Working on refurbishing their new home, they purchased furniture in November from a big box store. Yonash says the company told them to expect their purchase by January. Instead, it arrived damaged in April.
“One side of the electric loveseat didn’t work properly. The headrest was canted,” Yonash said.
For Yonash, that means waiting one whole year from his original purchase date before a replacement arrives.
“It’s not going to be replaced until November of 2021. That’s just unheard of,” Yonash said.
And it’s not only the big box stores feeling the heat.
“We’ve been here 48 years. We’ve never seen anything like it,” said Bruce Maybrier, Jim’s Furniture owner.
Maybrier says a shortage of manpower in factories he does business with is turning supply and demand in the furniture business upside down.
“Instead of having you buy it and pull around back and load it, now you pay down on it and order it, and wait for me to call you when it comes in,” Maybrier said.
Maybrier says he has even had to stop guaranteeing delivery dates to his customers in the wake of this change.

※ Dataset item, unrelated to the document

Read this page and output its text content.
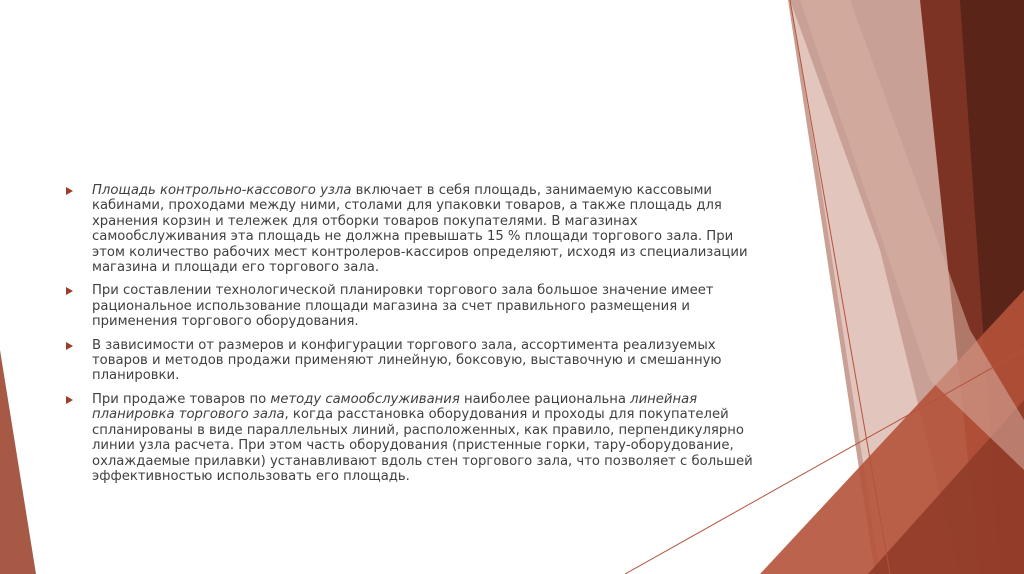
Площадь контрольно-кассового узла включает в себя площадь, занимаемую кассовыми кабинами, проходами между ними, столами для упаковки товаров, а также площадь для хранения корзин и тележек для отборки товаров покупателями. В магазинах самообслуживания эта площадь не должна превышать 15 % площади торгового зала. При этом количество рабочих мест контролеров-кассиров определяют, исходя из специализации магазина и площади его торгового зала.
При составлении технологической планировки торгового зала большое значение имеет рациональное использование площади магазина за счет правильного размещения и применения торгового оборудования.
В зависимости от размеров и конфигурации торгового зала, ассортимента реализуемых товаров и методов продажи применяют линейную, боксовую, выставочную и смешанную планировки.
При продаже товаров по методу самообслуживания наиболее рациональна линейная планировка торгового зала, когда расстановка оборудования и проходы для покупателей спланированы в виде параллельных линий, расположенных, как правило, перпендикулярно линии узла расчета. При этом часть оборудования (пристенные горки, тару-оборудование, охлаждаемые прилавки) устанавливают вдоль стен торгового зала, что позволяет с большей эффективностью использовать его площадь.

“We used to get stuff in a week. Now, it could be three months, four months. Ninety percent of the product in here is sold out, and we’re waiting to get more in,” Maybrier said.
Maybrier says current price increases could balance things out soon.
“From freight to custom materials, everything’s going on up. Wood, lumber, I mean, fabric, the steel, the, everything, now fuel costs,” Maybrier said.
Still, the nationwide shortage has folks, like Yonash, rethinking future furniture purchases.
“I paid them $4,000 for that set. I told my wife, we are not ordering anything ever again. If they can’t deliver it the next day, or if we don’t see it, then, I’m not buying from them,” Yonash said.